Russlands bekanntester Kriegsgegner verhaftet

Nachdem vor Tagen der nationalistische Kriegsbefürworter Igor Girkin, ehemaliger Kommandeur der aufständischen Truppen im Donbass wegen «Extremismus» vor Gericht gezogen wurde, wurde jetzt der bekannte linke Soziologe Boris Kagarlitsky, erklärter Kriegsgegner unter dem Vorwurf der «Rechtfertigung von Terrorismus» verhaftet, schreibt russland-news
Veröffentlicht: 30. Jul 2023 - Zuletzt Aktualisiert: 30. Jul 2023

Boris Kagarlitsky, ein russischer Soziologe und marxistischer Theoretiker, der sich offen gegen Moskaus Invasion in der Ukraine ausgesprochen hat, wurde unter dem Vorwurf der „Rechtfertigung von Terrorismus“ festgenommen, wie sein Anwalt am Mittwoch mitteilte.

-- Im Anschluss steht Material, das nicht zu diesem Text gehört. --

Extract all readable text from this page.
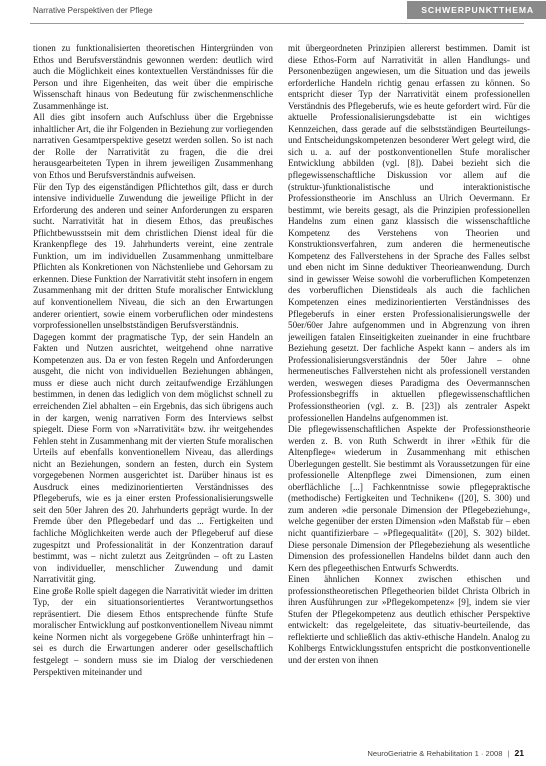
Narrative Perspektiven der Pflege	SCHWERPUNKTTHEMA

tionen zu funktionalisierten theoretischen Hintergründen von Ethos und Berufsverständnis gewonnen werden: deutlich wird auch die Möglichkeit eines kontextuellen Verständnisses für die Person und ihre Eigenheiten, das weit über die empirische Wissenschaft hinaus von Bedeutung für zwischenmenschliche Zusammenhänge ist.

All dies gibt insofern auch Aufschluss über die Ergebnisse inhaltlicher Art, die ihr Folgenden in Beziehung zur vorliegenden narrativen Gesamtperspektive gesetzt werden sollen. So ist nach der Rolle der Narrativität zu fragen, die die drei herausgearbeiteten Typen in ihrem jeweiligen Zusammenhang von Ethos und Berufsverständnis aufweisen.

Für den Typ des eigenständigen Pflichtethos gilt, dass er durch intensive individuelle Zuwendung die jeweilige Pflicht in der Erforderung des anderen und seiner Anforderungen zu ersparen sucht. Narrativität hat in diesem Ethos, das preußisches Pflichtbewusstsein mit dem christlichen Dienst ideal für die Krankenpflege des 19. Jahrhunderts vereint, eine zentrale Funktion, um im individuellen Zusammenhang unmittelbare Pflichten als Konkretionen von Nächstenliebe und Gehorsam zu erkennen. Diese Funktion der Narrativität steht insofern in engem Zusammenhang mit der dritten Stufe moralischer Entwicklung auf konventionellem Niveau, die sich an den Erwartungen anderer orientiert, sowie einem vorberuflichen oder mindestens vorprofessionellen unselbstständigen Berufsverständnis.

Dagegen kommt der pragmatische Typ, der sein Handeln an Fakten und Nutzen ausrichtet, weitgehend ohne narrative Kompetenzen aus. Da er von festen Regeln und Anforderungen ausgeht, die nicht von individuellen Beziehungen abhängen, muss er diese auch nicht durch zeitaufwendige Erzählungen bestimmen, in denen das lediglich von dem möglichst schnell zu erreichenden Ziel abhalten – ein Ergebnis, das sich übrigens auch in der kargen, wenig narrativen Form des Interviews selbst spiegelt. Diese Form von »Narrativität« bzw. ihr weitgehendes Fehlen steht in Zusammenhang mit der vierten Stufe moralischen Urteils auf ebenfalls konventionellem Niveau, das allerdings nicht an Beziehungen, sondern an festen, durch ein System vorgegebenen Normen ausgerichtet ist. Darüber hinaus ist es Ausdruck eines medizinorientierten Verständnisses des Pflegeberufs, wie es ja einer ersten Professionalisierungswelle seit den 50er Jahren des 20. Jahrhunderts geprägt wurde. In der Fremde über den Pflegebedarf und das ... Fertigkeiten und fachliche Möglichkeiten werde auch der Pflegeberuf auf diese zugespitzt und Professionalität in der Konzentration darauf bestimmt, was – nicht zuletzt aus Zeitgründen – oft zu Lasten von individueller, menschlicher Zuwendung und damit Narrativität ging.

Eine große Rolle spielt dagegen die Narrativität wieder im dritten Typ, der ein situationsorientiertes Verantwortungsethos repräsentiert. Die diesem Ethos entsprechende fünfte Stufe moralischer Entwicklung auf postkonventionellem Niveau nimmt keine Normen nicht als vorgegebene Größe unhinterfragt hin – sei es durch die Erwartungen anderer oder gesellschaftlich festgelegt – sondern muss sie im Dialog der verschiedenen Perspektiven miteinander und

mit übergeordneten Prinzipien allererst bestimmen. Damit ist diese Ethos-Form auf Narrativität in allen Handlungs- und Personenbezügen angewiesen, um die Situation und das jeweils erforderliche Handeln richtig genau erfassen zu können. So entspricht dieser Typ der Narrativität einem professionellen Verständnis des Pflegeberufs, wie es heute gefordert wird. Für die aktuelle Professionalisierungsdebatte ist ein wichtiges Kennzeichen, dass gerade auf die selbstständigen Beurteilungs- und Entscheidungskompetenzen besonderer Wert gelegt wird, die sich u. a. auf der postkonventionellen Stufe moralischer Entwicklung abbilden (vgl. [8]). Dabei bezieht sich die pflegewissenschaftliche Diskussion vor allem auf die (struktur-)funktionalistische und interaktionistische Professionstheorie im Anschluss an Ulrich Oevermann. Er bestimmt, wie bereits gesagt, als die Prinzipien professionellen Handelns zum einen ganz klassisch die wissenschaftliche Kompetenz des Verstehens von Theorien und Konstruktionsverfahren, zum anderen die hermeneutische Kompetenz des Fallverstehens in der Sprache des Falles selbst und eben nicht im Sinne deduktiver Theorieanwendung. Durch sind in gewisser Weise sowohl die vorberuflichen Kompetenzen des vorberuflichen Dienstideals als auch die fachlichen Kompetenzen eines medizinorientierten Verständnisses des Pflegeberufs in einer ersten Professionalisierungswelle der 50er/60er Jahre aufgenommen und in Abgrenzung von ihren jeweiligen fatalen Einseitigkeiten zueinander in eine fruchtbare Beziehung gesetzt. Der fachliche Aspekt kann – anders als im Professionalisierungsverständnis der 50er Jahre – ohne hermeneutisches Fallverstehen nicht als professionell verstanden werden, weswegen dieses Paradigma des Oevermannschen Professionsbegriffs in aktuellen pflegewissenschaftlichen Professionstheorien (vgl. z. B. [23]) als zentraler Aspekt professionellen Handelns aufgenommen ist.

Die pflegewissenschaftlichen Aspekte der Professionstheorie werden z. B. von Ruth Schwerdt in ihrer »Ethik für die Altenpflege« wiederum in Zusammenhang mit ethischen Überlegungen gestellt. Sie bestimmt als Voraussetzungen für eine professionelle Altenpflege zwei Dimensionen, zum einen oberflächliche [...] Fachkenntnisse sowie pflegepraktische (methodische) Fertigkeiten und Techniken« ([20], S. 300) und zum anderen »die personale Dimension der Pflegebeziehung«, welche gegenüber der ersten Dimension »den Maßstab für – eben nicht quantifizierbare – »Pflegequalität« ([20], S. 302) bildet. Diese personale Dimension der Pflegebeziehung als wesentliche Dimension des professionellen Handelns bildet dann auch den Kern des pflegeethischen Entwurfs Schwerdts.

Einen ähnlichen Konnex zwischen ethischen und professionstheoretischen Pflegetheorien bildet Christa Olbrich in ihren Ausführungen zur »Pflegekompetenz« [9], indem sie vier Stufen der Pflegekompetenz aus deutlich ethischer Perspektive entwickelt: das regelgeleitete, das situativ-beurteilende, das reflektierte und schließlich das aktiv-ethische Handeln. Analog zu Kohlbergs Entwicklungsstufen entspricht die postkonventionelle und der ersten von ihnen

NeuroGeriatrie & Rehabilitation 1 · 2008 | 21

Der FSB habe Kagarlitsky in die Stadt Syktywkar in der nordwestrussischen Republik Komi gebracht, wo – 1000 Kilometer von Moskau entfernt – der Fall gegen ihn untersucht werde, berichtete die staatliche Nachrichtenagentur Tass. Kagarlitsky drohen bei einer Verurteilung bis zu sieben Jahre Haft.

Der Anwalt des Soziologen, Sergei Jerochow, sagte gegenüber der Presse, das Strafverfahren gegen seinen Mandanten stehe im Zusammenhang mit einem Beitrag in der Messaging-App Telegram, in dem Kagarlitsky die militärischen Auswirkungen der Explosion auf der Krim-Brücke im Oktober 2022 analysierte und über deren Folgen spekulierte. Ein Gericht in Syktywkar ordnete eine zweimonatige Untersuchungshaft gegen ihn an, wie die unabhängige Nachrichtenagentur Sota am Mittwoch berichtete.

Kagarlitsky, Professor an Moskauer Hochschule für Sozial- und Wirtschaftswissenschaften und Direktor des Instituts für Globalisierung und soziale Bewegungen (IGSO), das 2018 vom russischen Justizministerium als „ausländischer Agent“ eingestuft wurde, hatte sich gegen die russische Invasion der Ukraine im Jahr 2022 ausgesprochen, weigerte sich jedoch im Gegensatz zu vielen anderen Kremlkritikern, das Land zu verlassen. 

Die Nachricht über seine Verhaftung und die Vorwürfe gegen Kagarlitzki verbreitete sich in Russland und über Russlands Grenzen sehr schnell. Aus Deutschland gab es umgehend Solidaritätsbekundungen. So protestierte Kerstin Kaiser, letzte Chefin der Rosa-Luxemburg-Stiftung, per Facebook gegen die Inhaftierung und kündigte eine Unterstützungskampagne und Spendenaktion zugunsten von Kagarlitski an. Die Partei DIE LINKE forderte seine sofortige Freilassung. 

In Russland äußerten sich Vertreter verschiedenster politischer Kräfte fassungslos ­– vom regierungsnahen Politologe Sergej Markow über den Libertären Michail Swetow bis hin zum kremlnahen Telegram-Kanal Nezygar. Noch nie in der Geschichte des neuen Russlands seien fast alle (mit ein paar unangenehmen Ausnahmen) so solidarisch, meint der Philosoph und Publizist Rustem Wachitow im Telegramkanal Rotes Eurasien.